Один современный итальянский исследователь, Р. де Кирико, полагает, что 26 августа скончался житель деревни престарелый Микеле Ринальди, и этим днем датировано выписанное на его имя свидетельство о смерти; ему странно, что свидетельство о смерти Калиостро, если эта смерть действительно случилась в этот день, выписали двумя днями позже.

Другой итальянский автор, Д. Берти, пишет, что 28 августа проживающий в Базеле друг Калиостро (имени он не указывает; может быть, это Якоб Саразен?) получил письмо, в котором рассказывалось, что Калиостро пытался бежать из тюрьмы, переодевшись в рясу посетившего его для исповеди каноника, которого он задушил, но был разоблачен стражниками, пойман, водворен в камеру и вскоре казнен. Может быть, это написано по следам утверждений Элифаса Леви, который считал, что побег был удачным: "В тюремном замке Калиостро захотел исповедоваться и сам выбрал священника, который имел такую же, как у него самого, фигуру и комплекцию. Исповедник посетил его и в назначенное время ушел. Через несколько часов тюремщик вошел в камеру и нашел тело задушенного человека в одежде Калиостро. Самого священника больше никогда не видели". Таким образом, из рассказа Леви следует, что настоящий узник бежал, а задушенный им каноник был похоронен под его именем.

Есть еще одна версия, что Калиостро удалось бежать, инсценировав свою смерть, и в этом ему помогли мальтийцы, тайно передавшие зелье, погружающее в летаргический сон. Приняв лежащего без признаков жизни узника за сраженного апоплексическим ударом, тюремщики поспешили предать умершего земле, наняв для выноса тела носильщиков, но под видом носильщиков тело вынесли на носилках и похоронили сообщники магистра, которые затем под покровом ночи разрыли могилу и увезли очнувшегося к тому времени Калиостро на Мальту, где он прожил до 1815 года и даже имел долгую беседу с высадившимся на острове спустя несколько лет после прибытия туда магистра Наполеоном, которому предсказал и его будущий взлет, и падение. И совсем уж неправдоподобная версия утверждает, что никакого посредничества мальтийцев не потребовалось, поскольку Папское государство само тайно выпустило Калиостро, и он отправился на Мальту.

Как бы то ни было, неясные до конца обстоятельства смерти Калиостро породили массу легенд.
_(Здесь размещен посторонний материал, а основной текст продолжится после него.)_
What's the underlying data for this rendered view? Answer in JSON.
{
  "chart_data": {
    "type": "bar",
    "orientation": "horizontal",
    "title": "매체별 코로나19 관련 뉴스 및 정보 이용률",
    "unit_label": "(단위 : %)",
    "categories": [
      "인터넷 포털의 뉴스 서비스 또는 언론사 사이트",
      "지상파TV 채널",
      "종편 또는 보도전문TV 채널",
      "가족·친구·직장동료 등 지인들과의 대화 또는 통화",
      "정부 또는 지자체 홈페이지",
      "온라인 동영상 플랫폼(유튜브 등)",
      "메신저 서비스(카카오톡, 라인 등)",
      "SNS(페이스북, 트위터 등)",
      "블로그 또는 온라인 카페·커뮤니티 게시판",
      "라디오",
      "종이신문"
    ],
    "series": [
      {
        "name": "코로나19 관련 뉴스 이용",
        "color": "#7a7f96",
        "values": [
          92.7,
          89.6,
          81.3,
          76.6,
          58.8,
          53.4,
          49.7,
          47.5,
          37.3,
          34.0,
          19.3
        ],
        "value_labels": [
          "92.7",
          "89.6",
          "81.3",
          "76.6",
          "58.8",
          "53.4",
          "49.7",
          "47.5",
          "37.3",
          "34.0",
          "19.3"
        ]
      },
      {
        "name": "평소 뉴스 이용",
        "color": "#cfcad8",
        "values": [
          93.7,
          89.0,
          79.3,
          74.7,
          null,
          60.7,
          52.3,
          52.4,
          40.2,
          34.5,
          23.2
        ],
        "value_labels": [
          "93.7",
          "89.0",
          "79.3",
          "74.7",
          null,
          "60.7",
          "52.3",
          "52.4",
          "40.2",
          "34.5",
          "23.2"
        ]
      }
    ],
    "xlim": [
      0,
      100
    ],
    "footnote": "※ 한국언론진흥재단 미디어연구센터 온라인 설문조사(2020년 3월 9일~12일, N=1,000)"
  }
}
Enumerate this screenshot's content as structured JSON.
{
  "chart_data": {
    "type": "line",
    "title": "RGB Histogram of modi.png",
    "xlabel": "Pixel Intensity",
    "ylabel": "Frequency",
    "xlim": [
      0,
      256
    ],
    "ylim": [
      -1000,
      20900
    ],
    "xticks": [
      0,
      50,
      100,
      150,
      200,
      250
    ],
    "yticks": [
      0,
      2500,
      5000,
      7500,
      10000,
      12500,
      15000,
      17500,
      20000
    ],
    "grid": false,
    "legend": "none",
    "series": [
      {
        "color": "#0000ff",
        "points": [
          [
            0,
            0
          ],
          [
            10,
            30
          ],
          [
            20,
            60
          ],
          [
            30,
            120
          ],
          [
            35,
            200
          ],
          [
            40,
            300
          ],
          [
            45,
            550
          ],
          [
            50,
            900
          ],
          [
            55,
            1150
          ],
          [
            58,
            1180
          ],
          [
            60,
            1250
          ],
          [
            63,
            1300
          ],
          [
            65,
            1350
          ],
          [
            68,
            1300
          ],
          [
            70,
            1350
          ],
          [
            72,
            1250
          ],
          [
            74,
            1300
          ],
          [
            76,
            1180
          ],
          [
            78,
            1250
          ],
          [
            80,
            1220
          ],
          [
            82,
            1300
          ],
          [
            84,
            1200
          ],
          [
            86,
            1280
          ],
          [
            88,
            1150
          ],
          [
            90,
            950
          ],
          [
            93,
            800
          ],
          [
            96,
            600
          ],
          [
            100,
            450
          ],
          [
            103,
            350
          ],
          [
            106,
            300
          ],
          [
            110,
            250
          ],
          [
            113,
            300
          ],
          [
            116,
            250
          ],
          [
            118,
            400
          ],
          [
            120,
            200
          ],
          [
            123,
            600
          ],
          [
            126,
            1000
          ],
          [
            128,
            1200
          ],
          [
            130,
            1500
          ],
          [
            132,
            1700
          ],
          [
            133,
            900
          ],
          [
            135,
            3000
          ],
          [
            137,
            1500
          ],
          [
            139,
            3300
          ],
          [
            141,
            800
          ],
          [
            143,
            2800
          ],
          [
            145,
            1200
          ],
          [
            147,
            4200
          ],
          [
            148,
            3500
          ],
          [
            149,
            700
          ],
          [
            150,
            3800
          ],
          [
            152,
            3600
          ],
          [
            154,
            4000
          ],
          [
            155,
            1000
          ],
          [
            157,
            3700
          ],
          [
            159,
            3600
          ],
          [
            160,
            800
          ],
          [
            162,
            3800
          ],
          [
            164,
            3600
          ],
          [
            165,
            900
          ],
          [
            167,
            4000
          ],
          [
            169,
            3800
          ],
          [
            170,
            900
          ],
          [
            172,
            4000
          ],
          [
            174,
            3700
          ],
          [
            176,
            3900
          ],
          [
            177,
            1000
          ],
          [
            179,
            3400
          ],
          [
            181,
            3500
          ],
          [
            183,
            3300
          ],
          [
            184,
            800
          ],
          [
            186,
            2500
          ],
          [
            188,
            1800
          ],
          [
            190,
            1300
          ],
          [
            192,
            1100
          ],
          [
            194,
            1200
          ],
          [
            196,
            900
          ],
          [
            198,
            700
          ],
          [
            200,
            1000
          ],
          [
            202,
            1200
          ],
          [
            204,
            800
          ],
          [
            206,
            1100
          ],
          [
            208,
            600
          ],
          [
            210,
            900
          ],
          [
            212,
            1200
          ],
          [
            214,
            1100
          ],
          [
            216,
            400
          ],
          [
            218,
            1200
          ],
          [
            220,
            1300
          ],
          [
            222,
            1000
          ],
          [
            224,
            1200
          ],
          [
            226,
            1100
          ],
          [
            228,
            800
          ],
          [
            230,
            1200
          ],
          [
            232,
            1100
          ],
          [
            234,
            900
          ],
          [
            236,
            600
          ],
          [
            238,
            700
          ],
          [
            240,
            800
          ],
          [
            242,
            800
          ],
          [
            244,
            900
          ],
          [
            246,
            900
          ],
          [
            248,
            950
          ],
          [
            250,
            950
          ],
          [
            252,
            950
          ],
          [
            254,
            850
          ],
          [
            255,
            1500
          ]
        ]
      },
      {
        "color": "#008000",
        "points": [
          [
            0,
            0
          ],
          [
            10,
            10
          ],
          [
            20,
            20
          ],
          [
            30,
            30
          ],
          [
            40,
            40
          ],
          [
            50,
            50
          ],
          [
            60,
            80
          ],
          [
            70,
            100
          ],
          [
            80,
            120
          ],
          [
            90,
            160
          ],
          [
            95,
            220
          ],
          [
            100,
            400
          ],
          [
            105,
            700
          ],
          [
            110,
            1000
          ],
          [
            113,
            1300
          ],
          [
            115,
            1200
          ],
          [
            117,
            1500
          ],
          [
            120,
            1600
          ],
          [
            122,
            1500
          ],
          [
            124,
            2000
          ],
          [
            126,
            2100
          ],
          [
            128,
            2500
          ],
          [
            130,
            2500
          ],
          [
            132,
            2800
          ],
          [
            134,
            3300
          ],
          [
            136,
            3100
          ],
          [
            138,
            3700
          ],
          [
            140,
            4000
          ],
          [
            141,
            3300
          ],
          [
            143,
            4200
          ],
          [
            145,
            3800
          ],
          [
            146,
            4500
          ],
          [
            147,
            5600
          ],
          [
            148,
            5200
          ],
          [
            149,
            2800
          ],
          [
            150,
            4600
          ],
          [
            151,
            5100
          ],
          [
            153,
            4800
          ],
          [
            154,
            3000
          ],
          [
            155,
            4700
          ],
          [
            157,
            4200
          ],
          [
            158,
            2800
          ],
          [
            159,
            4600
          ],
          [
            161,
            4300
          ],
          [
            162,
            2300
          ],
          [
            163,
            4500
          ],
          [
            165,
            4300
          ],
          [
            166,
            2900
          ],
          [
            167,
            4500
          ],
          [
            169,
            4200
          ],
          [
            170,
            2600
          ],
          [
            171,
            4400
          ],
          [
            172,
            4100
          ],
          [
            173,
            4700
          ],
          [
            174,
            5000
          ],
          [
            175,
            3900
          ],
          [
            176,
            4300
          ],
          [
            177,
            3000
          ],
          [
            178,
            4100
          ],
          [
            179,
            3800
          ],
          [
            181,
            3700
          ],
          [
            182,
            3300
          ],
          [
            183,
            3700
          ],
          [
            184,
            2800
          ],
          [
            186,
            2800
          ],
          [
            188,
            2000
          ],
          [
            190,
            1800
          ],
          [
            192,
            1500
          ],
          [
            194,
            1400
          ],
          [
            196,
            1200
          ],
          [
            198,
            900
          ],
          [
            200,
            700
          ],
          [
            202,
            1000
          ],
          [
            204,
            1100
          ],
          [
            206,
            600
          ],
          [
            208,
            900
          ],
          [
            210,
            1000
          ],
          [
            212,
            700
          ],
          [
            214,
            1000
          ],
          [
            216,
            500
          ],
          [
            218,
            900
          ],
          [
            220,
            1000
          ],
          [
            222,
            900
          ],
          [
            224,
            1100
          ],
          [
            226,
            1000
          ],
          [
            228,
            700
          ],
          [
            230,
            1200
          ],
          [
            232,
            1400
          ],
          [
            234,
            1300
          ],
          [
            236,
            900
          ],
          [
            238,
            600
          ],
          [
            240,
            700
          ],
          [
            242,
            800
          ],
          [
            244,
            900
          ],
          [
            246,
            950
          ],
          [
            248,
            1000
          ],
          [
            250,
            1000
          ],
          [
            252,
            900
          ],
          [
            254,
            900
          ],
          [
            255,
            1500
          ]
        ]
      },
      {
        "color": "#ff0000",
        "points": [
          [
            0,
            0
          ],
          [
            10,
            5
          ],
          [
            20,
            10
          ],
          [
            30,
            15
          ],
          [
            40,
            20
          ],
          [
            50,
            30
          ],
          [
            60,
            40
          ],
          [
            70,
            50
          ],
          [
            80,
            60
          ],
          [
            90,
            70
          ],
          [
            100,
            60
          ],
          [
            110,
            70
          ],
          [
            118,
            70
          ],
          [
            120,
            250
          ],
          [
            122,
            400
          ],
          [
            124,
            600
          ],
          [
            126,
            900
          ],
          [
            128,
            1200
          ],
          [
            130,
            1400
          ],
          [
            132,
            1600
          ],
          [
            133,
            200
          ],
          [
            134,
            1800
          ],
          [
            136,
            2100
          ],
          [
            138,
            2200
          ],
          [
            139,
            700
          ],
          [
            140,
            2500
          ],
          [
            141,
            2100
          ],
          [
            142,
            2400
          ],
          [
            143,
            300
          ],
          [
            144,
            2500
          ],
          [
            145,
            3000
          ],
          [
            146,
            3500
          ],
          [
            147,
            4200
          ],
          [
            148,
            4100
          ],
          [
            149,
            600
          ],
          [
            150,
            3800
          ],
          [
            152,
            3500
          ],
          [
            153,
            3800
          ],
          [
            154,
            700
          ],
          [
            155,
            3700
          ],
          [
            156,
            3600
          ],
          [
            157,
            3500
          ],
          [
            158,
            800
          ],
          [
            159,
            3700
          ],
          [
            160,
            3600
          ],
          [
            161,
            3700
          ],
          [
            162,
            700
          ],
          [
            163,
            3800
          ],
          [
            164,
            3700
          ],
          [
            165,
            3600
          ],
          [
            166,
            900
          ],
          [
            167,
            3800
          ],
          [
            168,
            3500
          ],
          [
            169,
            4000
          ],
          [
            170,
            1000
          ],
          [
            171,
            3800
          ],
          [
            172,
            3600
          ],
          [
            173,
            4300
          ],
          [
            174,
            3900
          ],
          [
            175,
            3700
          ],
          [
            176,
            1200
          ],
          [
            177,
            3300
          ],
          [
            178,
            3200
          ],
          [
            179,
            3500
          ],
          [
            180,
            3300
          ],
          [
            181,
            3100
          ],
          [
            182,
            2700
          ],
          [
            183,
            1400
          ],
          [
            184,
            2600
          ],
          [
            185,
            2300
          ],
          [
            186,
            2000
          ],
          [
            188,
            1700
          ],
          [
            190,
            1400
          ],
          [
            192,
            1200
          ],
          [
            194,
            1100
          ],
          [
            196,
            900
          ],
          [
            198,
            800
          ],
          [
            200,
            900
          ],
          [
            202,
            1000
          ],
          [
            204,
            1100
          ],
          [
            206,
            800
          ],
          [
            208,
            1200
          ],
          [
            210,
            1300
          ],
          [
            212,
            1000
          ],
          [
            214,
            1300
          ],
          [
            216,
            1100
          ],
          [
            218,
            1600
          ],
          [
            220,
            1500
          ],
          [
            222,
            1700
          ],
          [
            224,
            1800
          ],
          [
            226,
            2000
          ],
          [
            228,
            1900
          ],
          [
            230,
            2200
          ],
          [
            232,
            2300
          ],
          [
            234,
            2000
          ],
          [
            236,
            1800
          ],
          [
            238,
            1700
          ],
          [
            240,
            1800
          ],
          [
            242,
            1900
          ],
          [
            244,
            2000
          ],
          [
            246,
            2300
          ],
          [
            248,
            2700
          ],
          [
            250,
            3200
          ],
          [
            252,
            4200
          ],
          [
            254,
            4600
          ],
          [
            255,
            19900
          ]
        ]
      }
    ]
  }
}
Сама же крепость Сан-Лео, где томился легендарный маг, была взорвана по приказу наполеоновского генерала Домбровского после того, как 19 февраля 1797 года французские войска заняли Рим и Урбино, и Папское государство пало.

Глава восемнадцатая

ДАЛЬНЕЙШАЯ ЖИЗНЬ "ПРОЕКТА КАЛИОСТРО

Каждый, прикасающийся к нашему учению, ставит на ставку свою жизнь. Безумие или смерть — вот что находит здесь слабый или порочный; одни лишь сильные находят здесь жизнь и бессмертие…

Эдуард Шюре. Великие Посвященные

Заточив Калиостро в замок Сан-Анджело, инквизиция начала долгое следствие, целью которого было собрать как можно больше различных дискредитирующих знаменитого мага показаний и фактов, ясно показав, что никакой он не целитель, а темная личность, обманщик, проходимец, шарлатан, еретик и безбожник. Заодно, прибегая к моральному давлению, запугиванию, а может быть, и пыткам, судьи вырвали у Калиостро признание в преступлениях, которые он не совершал, в частности в принадлежности к ордену иллюминатов, и заставили его, под страхом смертной казни, совершить публичное покаяние в грехах и ереси. Когда же несчастный был достаточно унижен и растоптан, его обрекли на пожизненное заключение в мрачных застенках крепости Сан-Лео, то есть, по сути, заживо похоронили для остального мира, вычеркнув его поруганное имя из списков живых и предав забвению.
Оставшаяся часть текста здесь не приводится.